PID=$(gh api repos/OWNER/REPO/issues/<PARENT> --jq .node_id)
CID=$(gh api repos/OWNER/REPO/issues/<CHILD> --jq .node_id)
gh api graphql -f query='mutation($p:ID!,$c:ID!){addSubIssue(input:{issueId:$p,subIssueId:$c}){issue{number}}}' -f p="$PID" -f c="$CID"

List a parent's children with gh api repos/OWNER/REPO/issues/<PARENT>/sub_issues.

Single-parent constraint. GitHub allows an issue only one parent; a second link attempt returns HTTP 422. To reparent, remove the old link first, then add the new one:

gh api graphql -f query='mutation($p:ID!,$c:ID!){removeSubIssue(input:{issueId:$p,subIssueId:$c}){issue{number}}}' -f p="$OLD_PARENT_NODE" -f c="$CHILD_NODE"
gh api graphql -f query='mutation($p:ID!,$c:ID!){addSubIssue(input:{issueId:$p,subIssueId:$c}){issue{number}}}' -f p="$NEW_PARENT_NODE" -f c="$CHILD_NODE"

Execution order is blocked_by, not prose

Encode sequencing as native blocks / blocked_by dependencies between children, not as a #A → #B → #C sequence in the epic body. An epic body should carry no ordering prose that a tool cannot read.

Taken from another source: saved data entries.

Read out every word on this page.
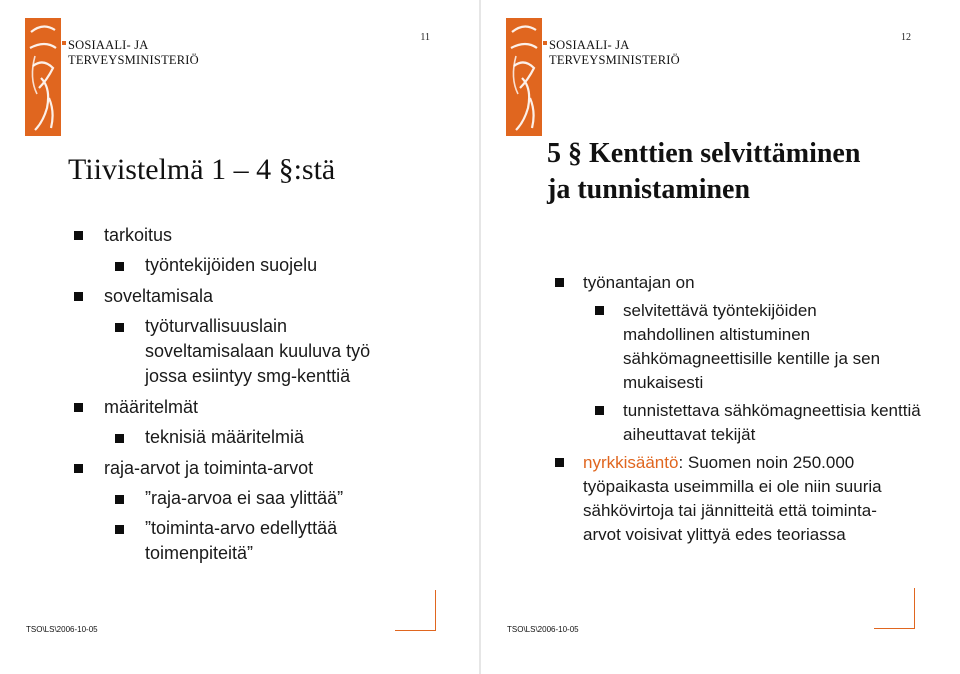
SOSIAALI- JA
TERVEYSMINISTERIÖ
11
Tiivistelmä 1 – 4 §:stä
tarkoitus
työntekijöiden suojelu
soveltamisala
työturvallisuuslain soveltamisalaan kuuluva työ jossa esiintyy smg-kenttiä
määritelmät
teknisiä määritelmiä
raja-arvot ja toiminta-arvot
”raja-arvoa ei saa ylittää”
”toiminta-arvo edellyttää toimenpiteitä”
TSO\LS\2006-10-05
SOSIAALI- JA
TERVEYSMINISTERIÖ
12
5 § Kenttien selvittäminen
ja tunnistaminen
työnantajan on
selvitettävä työntekijöiden mahdollinen altistuminen sähkömagneettisille kentille ja sen mukaisesti
tunnistettava sähkömagneettisia kenttiä aiheuttavat tekijät
nyrkkisääntö: Suomen noin 250.000 työpaikasta useimmilla ei ole niin suuria sähkövirtoja tai jännitteitä että toiminta-arvot voisivat ylittyä edes teoriassa
TSO\LS\2006-10-05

# REST — issue_id is the BLOCKING issue's numeric database id
gh api --method POST repos/OWNER/REPO/issues/<BLOCKED>/dependencies/blocked_by -F issue_id=<BLOCKER_DB_ID>

# GraphQL — issueId is the BLOCKED issue's node id
gh api graphql -f query='mutation($b:ID!,$k:ID!){addBlockedBy(input:{issueId:$b,blockingIssueId:$k}){issue{number}}}' -f b="$BLOCKED_NODE" -f k="$BLOCKER_NODE"

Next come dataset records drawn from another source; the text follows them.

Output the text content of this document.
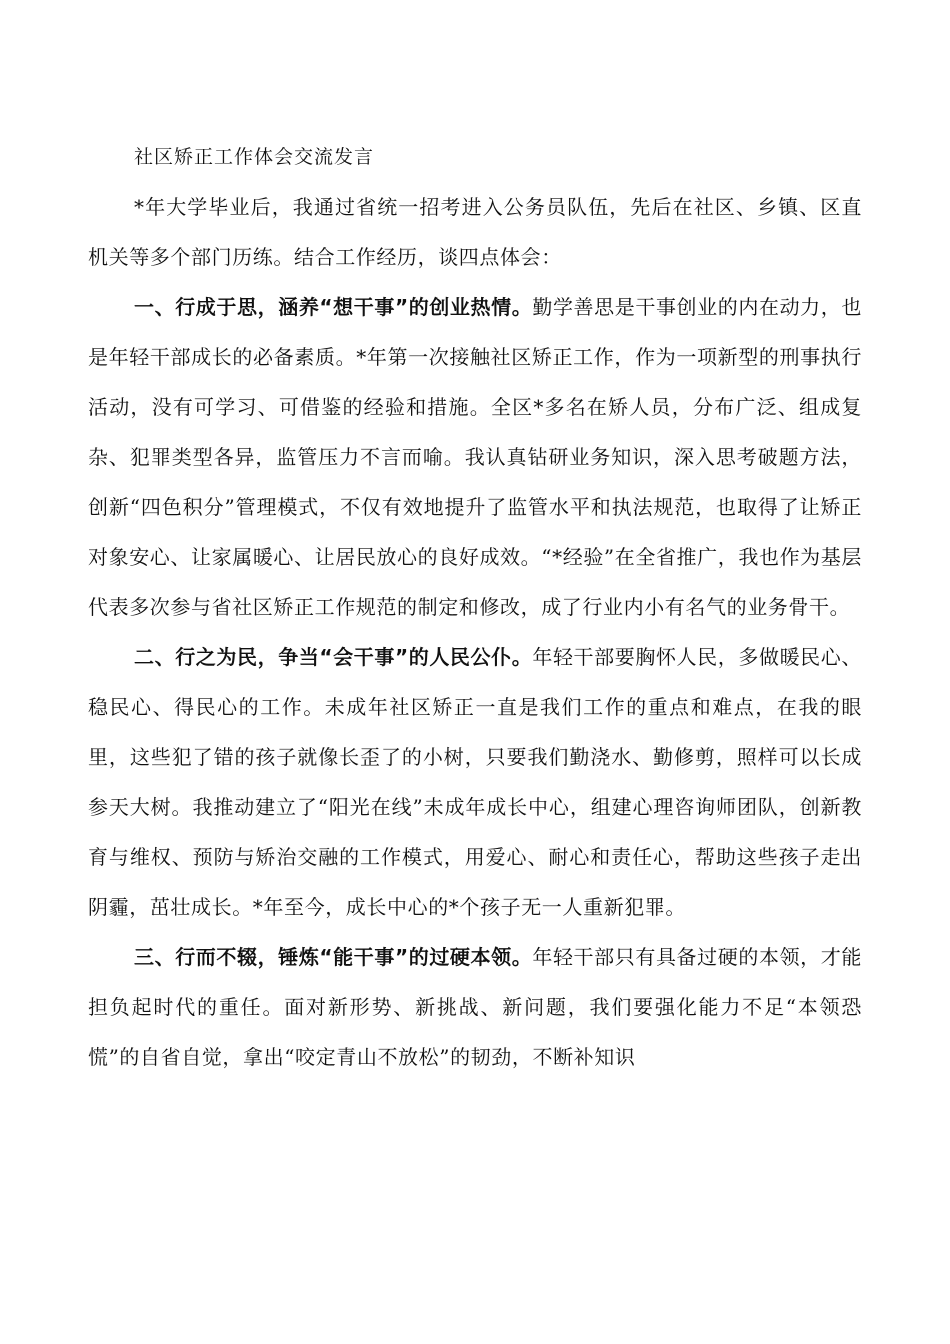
社区矫正工作体会交流发言

*年大学毕业后，我通过省统一招考进入公务员队伍，先后在社区、乡镇、区直机关等多个部门历练。结合工作经历，谈四点体会：

一、行成于思，涵养“想干事”的创业热情。勤学善思是干事创业的内在动力，也是年轻干部成长的必备素质。*年第一次接触社区矫正工作，作为一项新型的刑事执行活动，没有可学习、可借鉴的经验和措施。全区*多名在矫人员，分布广泛、组成复杂、犯罪类型各异，监管压力不言而喻。我认真钻研业务知识，深入思考破题方法，创新“四色积分”管理模式，不仅有效地提升了监管水平和执法规范，也取得了让矫正对象安心、让家属暖心、让居民放心的良好成效。“*经验”在全省推广，我也作为基层代表多次参与省社区矫正工作规范的制定和修改，成了行业内小有名气的业务骨干。

二、行之为民，争当“会干事”的人民公仆。年轻干部要胸怀人民，多做暖民心、稳民心、得民心的工作。未成年社区矫正一直是我们工作的重点和难点，在我的眼里，这些犯了错的孩子就像长歪了的小树，只要我们勤浇水、勤修剪，照样可以长成参天大树。我推动建立了“阳光在线”未成年成长中心，组建心理咨询师团队，创新教育与维权、预防与矫治交融的工作模式，用爱心、耐心和责任心，帮助这些孩子走出阴霾，茁壮成长。*年至今，成长中心的*个孩子无一人重新犯罪。

三、行而不辍，锤炼“能干事”的过硬本领。年轻干部只有具备过硬的本领，才能担负起时代的重任。面对新形势、新挑战、新问题，我们要强化能力不足“本领恐慌”的自省自觉，拿出“咬定青山不放松”的韧劲，不断补知识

For a strangler sequence of children, wire each step blocked_by its predecessor so the ready-to-start item is always unambiguous.

Epic bodies describe work, not children

An epic body is a functional description, not a child enumeration. Every epic body must convey:

  • Why — the problem or motivation.
  • For whom — which users or roles benefit.
  • Intended effect — the outcome once the epic is done.

Preserve substantive rationale; drop mechanical checklists (the sub-issue graph already records the children).

Meta-tracker lifecycle

  • Label a meta-tracker meta-tracker, never epic.
  • Its body checklist is by design. Do not audit a meta-tracker for "no in-body children" and do not native-link its checklist entries — the real issues live under their own epics.
  • Close a meta-tracker once it holds zero native sub-issues. Its purpose is spent when the work it references is tracked under proper epics. Close it with an audit comment, and explicitly note any residual free-text checklist items so nothing silently vanishes.

Filing children from an epic

When you decompose an epic into issues:

  • Match the epic's own stated breakdown — file exactly the slices the body names, in the order it names them. Do not invent scope the epic did not specify; flag anything too vague to file cleanly instead of guessing.
  • Ground each slice in the real code first. If a named slice already shipped, record that with evidence rather than filing a phantom "to-do" ticket that misrepresents completed work as pending.